Twain laughed and gazed up at him.  "Aww, Nate, you'd think you'd be used to me by now."  He bounced a few times and grinned as Hawthorne became increasingly more flustered.

"I doubt I will ever become immune to your - ah - particular charms, Mark."

"Good!  Now get that stupid handsome face of yours down here so I can kiss it."

Hawthorne tried to carefully adjust his position, but Twain insisted on squirming and trying to tickle him, and they ended up in a giggling heap on the floor.  Before Hawthorne could even catch his breath, Twain's hands were in his hair, pulling him down against his mouth.

"So, Nate," Twain said after a moment, "Are you ready for my revenge?"

"Revenge?  What for?"

"For making me fall for you, duh.  Nobody does that to Mark Twain and gets away with it!"

Hawthorne laughed.  "Well, it certainly wasn't easy."

Twain looked serious for a moment.  "Don't be so sure about that."

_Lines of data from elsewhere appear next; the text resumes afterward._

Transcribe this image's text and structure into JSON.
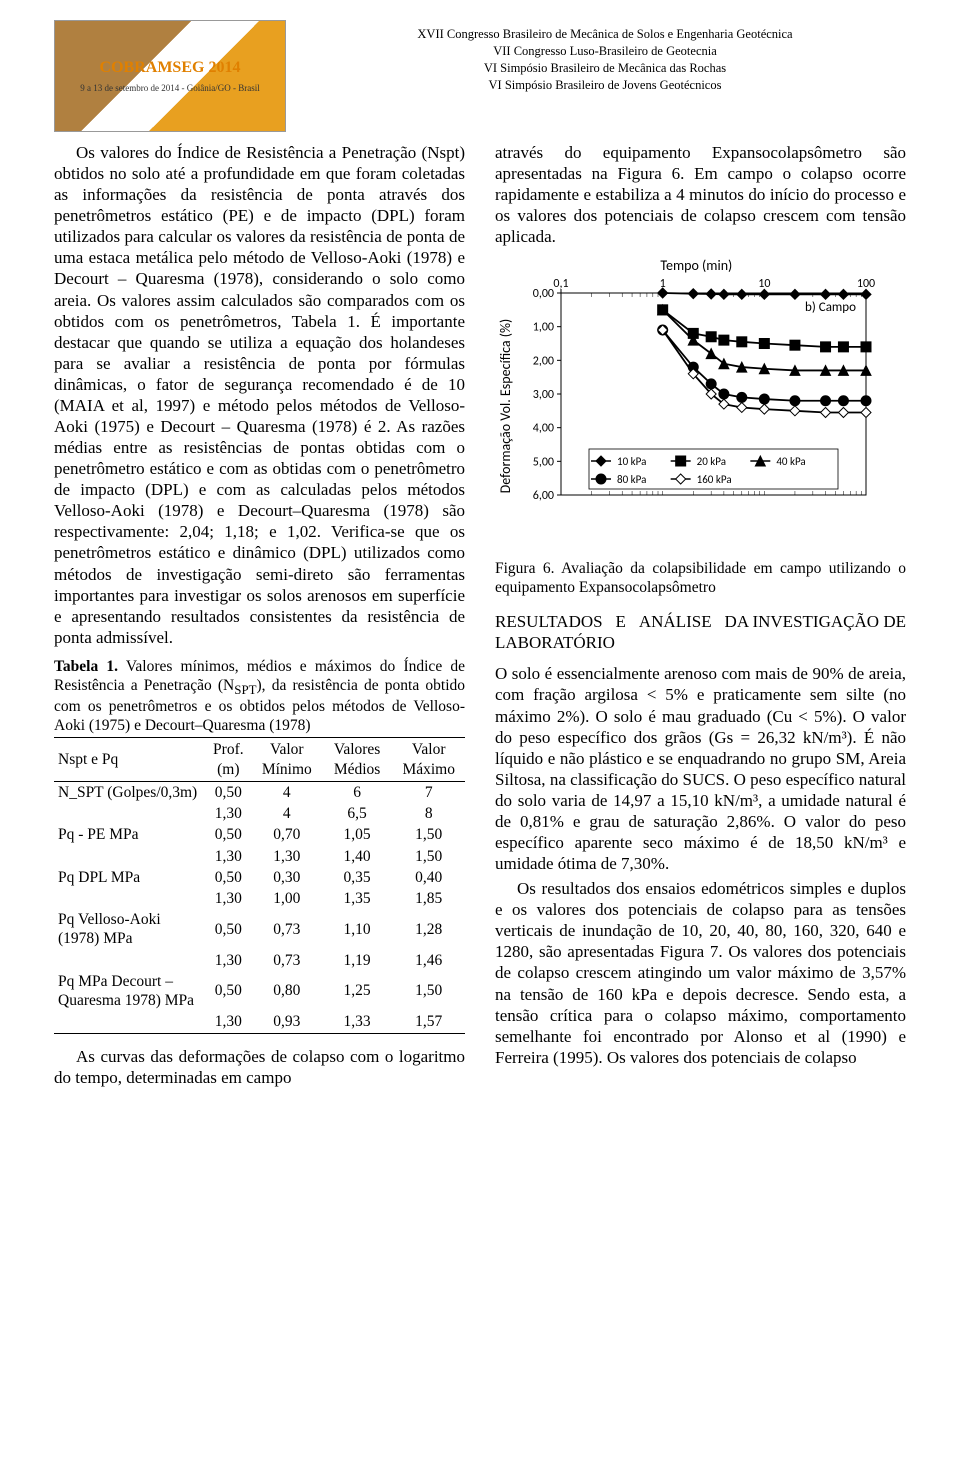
{
  "header": {
    "logo_title": "COBRAMSEG 2014",
    "logo_sub": "9 a 13 de setembro de 2014 - Goiânia/GO - Brasil",
    "lines": [
      "XVII Congresso Brasileiro de Mecânica de Solos e Engenharia Geotécnica",
      "VII Congresso Luso-Brasileiro de Geotecnia",
      "VI Simpósio Brasileiro de Mecânica das Rochas",
      "VI Simpósio Brasileiro de Jovens Geotécnicos"
    ]
  },
  "left": {
    "p1": "Os valores do Índice de Resistência a Penetração (Nspt) obtidos no solo até a profundidade em que foram coletadas as informações da resistência de ponta através dos penetrômetros estático (PE) e de impacto (DPL) foram utilizados para calcular os valores da resistência de ponta de uma estaca metálica pelo método de Velloso-Aoki (1978) e Decourt – Quaresma (1978), considerando o solo como areia. Os valores assim calculados são comparados com os obtidos com os penetrômetros, Tabela 1. É importante destacar que quando se utiliza a equação dos holandeses para se avaliar a resistência de ponta por fórmulas dinâmicas, o fator de segurança recomendado é de 10 (MAIA et al, 1997) e método pelos métodos de Velloso-Aoki (1975) e Decourt – Quaresma (1978) é 2. As razões médias entre as resistências de pontas obtidas com o penetrômetro estático e com as obtidas com o penetrômetro de impacto (DPL) e com as calculadas pelos métodos  Velloso-Aoki (1978) e Decourt–Quaresma (1978) são respectivamente: 2,04; 1,18; e 1,02. Verifica-se que os penetrômetros estático e dinâmico (DPL) utilizados como métodos de investigação semi-direto são ferramentas importantes para investigar os solos arenosos em superfície e apresentando resultados consistentes da resistência de ponta admissível.",
    "tbl_caption": "Tabela 1. Valores mínimos, médios e máximos do Índice de Resistência a Penetração (N_SPT), da resistência de ponta obtido com os penetrômetros e os obtidos pelos métodos de Velloso-Aoki (1975) e Decourt–Quaresma (1978)",
    "table": {
      "headers": [
        "Nspt e Pq",
        "Prof. (m)",
        "Valor Mínimo",
        "Valores Médios",
        "Valor Máximo"
      ],
      "rows": [
        [
          "N_SPT (Golpes/0,3m)",
          "0,50",
          "4",
          "6",
          "7"
        ],
        [
          "",
          "1,30",
          "4",
          "6,5",
          "8"
        ],
        [
          "Pq - PE MPa",
          "0,50",
          "0,70",
          "1,05",
          "1,50"
        ],
        [
          "",
          "1,30",
          "1,30",
          "1,40",
          "1,50"
        ],
        [
          "Pq DPL MPa",
          "0,50",
          "0,30",
          "0,35",
          "0,40"
        ],
        [
          "",
          "1,30",
          "1,00",
          "1,35",
          "1,85"
        ],
        [
          "Pq Velloso-Aoki (1978)  MPa",
          "0,50",
          "0,73",
          "1,10",
          "1,28"
        ],
        [
          "",
          "1,30",
          "0,73",
          "1,19",
          "1,46"
        ],
        [
          "Pq MPa Decourt – Quaresma 1978) MPa",
          "0,50",
          "0,80",
          "1,25",
          "1,50"
        ],
        [
          "",
          "1,30",
          "0,93",
          "1,33",
          "1,57"
        ]
      ]
    },
    "p2": "As curvas das deformações de colapso com o logaritmo do tempo, determinadas em campo"
  },
  "right": {
    "p1": "através do equipamento Expansocolapsômetro são apresentadas na Figura 6. Em campo o colapso ocorre rapidamente e estabiliza a 4 minutos do início do processo e os valores dos potenciais de colapso crescem com tensão aplicada.",
    "chart": {
      "type": "line",
      "title": "Tempo (min)",
      "ylabel": "Deformação Vol. Específica (%)",
      "inner_label": "b) Campo",
      "x_ticks": [
        "0,1",
        "1",
        "10",
        "100"
      ],
      "x_positions_log": [
        0.1,
        1,
        10,
        100
      ],
      "y_ticks": [
        "0,00",
        "1,00",
        "2,00",
        "3,00",
        "4,00",
        "5,00",
        "6,00"
      ],
      "ylim": [
        0,
        6
      ],
      "grid_color": "#000000",
      "background_color": "#ffffff",
      "title_fontsize": 14,
      "label_fontsize": 14,
      "line_width": 1.8,
      "marker_size": 5,
      "legend": [
        {
          "label": "10 kPa",
          "marker": "diamond",
          "color": "#000000",
          "fill": "#000000"
        },
        {
          "label": "20 kPa",
          "marker": "square",
          "color": "#000000",
          "fill": "#000000"
        },
        {
          "label": "40 kPa",
          "marker": "triangle",
          "color": "#000000",
          "fill": "#000000"
        },
        {
          "label": "80 kPa",
          "marker": "circle",
          "color": "#000000",
          "fill": "#000000"
        },
        {
          "label": "160 kPa",
          "marker": "diamond",
          "color": "#000000",
          "fill": "#ffffff"
        }
      ],
      "series": [
        {
          "name": "10 kPa",
          "marker": "diamond",
          "fill": "#000000",
          "x": [
            1,
            2,
            3,
            4,
            6,
            10,
            20,
            40,
            60,
            100
          ],
          "y": [
            0.0,
            0.02,
            0.03,
            0.04,
            0.04,
            0.04,
            0.04,
            0.04,
            0.04,
            0.04
          ]
        },
        {
          "name": "20 kPa",
          "marker": "square",
          "fill": "#000000",
          "x": [
            1,
            2,
            3,
            4,
            6,
            10,
            20,
            40,
            60,
            100
          ],
          "y": [
            0.5,
            1.2,
            1.3,
            1.4,
            1.45,
            1.5,
            1.55,
            1.6,
            1.6,
            1.6
          ]
        },
        {
          "name": "40 kPa",
          "marker": "triangle",
          "fill": "#000000",
          "x": [
            1,
            2,
            3,
            4,
            6,
            10,
            20,
            40,
            60,
            100
          ],
          "y": [
            0.5,
            1.4,
            1.8,
            2.1,
            2.2,
            2.25,
            2.3,
            2.3,
            2.3,
            2.3
          ]
        },
        {
          "name": "80 kPa",
          "marker": "circle",
          "fill": "#000000",
          "x": [
            1,
            2,
            3,
            4,
            6,
            10,
            20,
            40,
            60,
            100
          ],
          "y": [
            1.1,
            2.2,
            2.7,
            3.0,
            3.1,
            3.15,
            3.2,
            3.2,
            3.2,
            3.2
          ]
        },
        {
          "name": "160 kPa",
          "marker": "diamond",
          "fill": "#ffffff",
          "x": [
            1,
            2,
            3,
            4,
            6,
            10,
            20,
            40,
            60,
            100
          ],
          "y": [
            1.1,
            2.4,
            3.0,
            3.3,
            3.4,
            3.45,
            3.5,
            3.55,
            3.55,
            3.55
          ]
        }
      ]
    },
    "fig_caption": "Figura 6. Avaliação da colapsibilidade em campo utilizando o equipamento Expansocolapsômetro",
    "sec_head": "RESULTADOS E ANÁLISE DA INVESTIGAÇÃO DE LABORATÓRIO",
    "p2": "O solo é essencialmente arenoso com mais de 90% de areia, com fração argilosa < 5% e praticamente sem silte (no máximo 2%). O solo é mau graduado (Cu < 5%).  O valor do peso específico dos grãos (Gs = 26,32 kN/m³). É não líquido e não plástico e se enquadrando no grupo SM, Areia Siltosa, na classificação do SUCS. O peso específico natural do solo varia de 14,97 a 15,10 kN/m³, a umidade natural é de 0,81% e grau de saturação 2,86%. O valor do peso específico aparente seco máximo é de 18,50 kN/m³ e umidade ótima de 7,30%.",
    "p3": "Os resultados dos ensaios edométricos simples e duplos e os valores dos potenciais de colapso para as tensões verticais de inundação de 10, 20, 40, 80, 160, 320, 640 e 1280, são apresentadas Figura 7. Os valores dos potenciais de colapso crescem atingindo um valor máximo de 3,57% na tensão de 160 kPa e depois decresce. Sendo esta, a tensão crítica para o colapso máximo, comportamento semelhante foi encontrado por Alonso et al (1990) e Ferreira (1995). Os valores dos potenciais de colapso"
  }
}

He expected a dirty joke or lewd comment could follow, and when it didn't, Hawthorne was shocked.  "Why, Mark, when did you get so sweet?"

Twain blushed, and stammered, "I'm not sweet!"

Hawthorne grinned.  It wasn't often that he found himself with the opportunity to embarrass Twain.  "Don't be so sure about that," he purred.

"Naaaate!  I'm the one that's supposed to do stuff like that, that's not fair!"

"Oh?  I suppose I should stop then?"

"I didn't say that."

Hawthorne laughed again.  "What have we gotten ourselves into, Mark?"

"Why, Father Hawthorne," Twain responded, with mock surprise, "I'm surprised you can't tell.  Looks pretty close to heaven to me."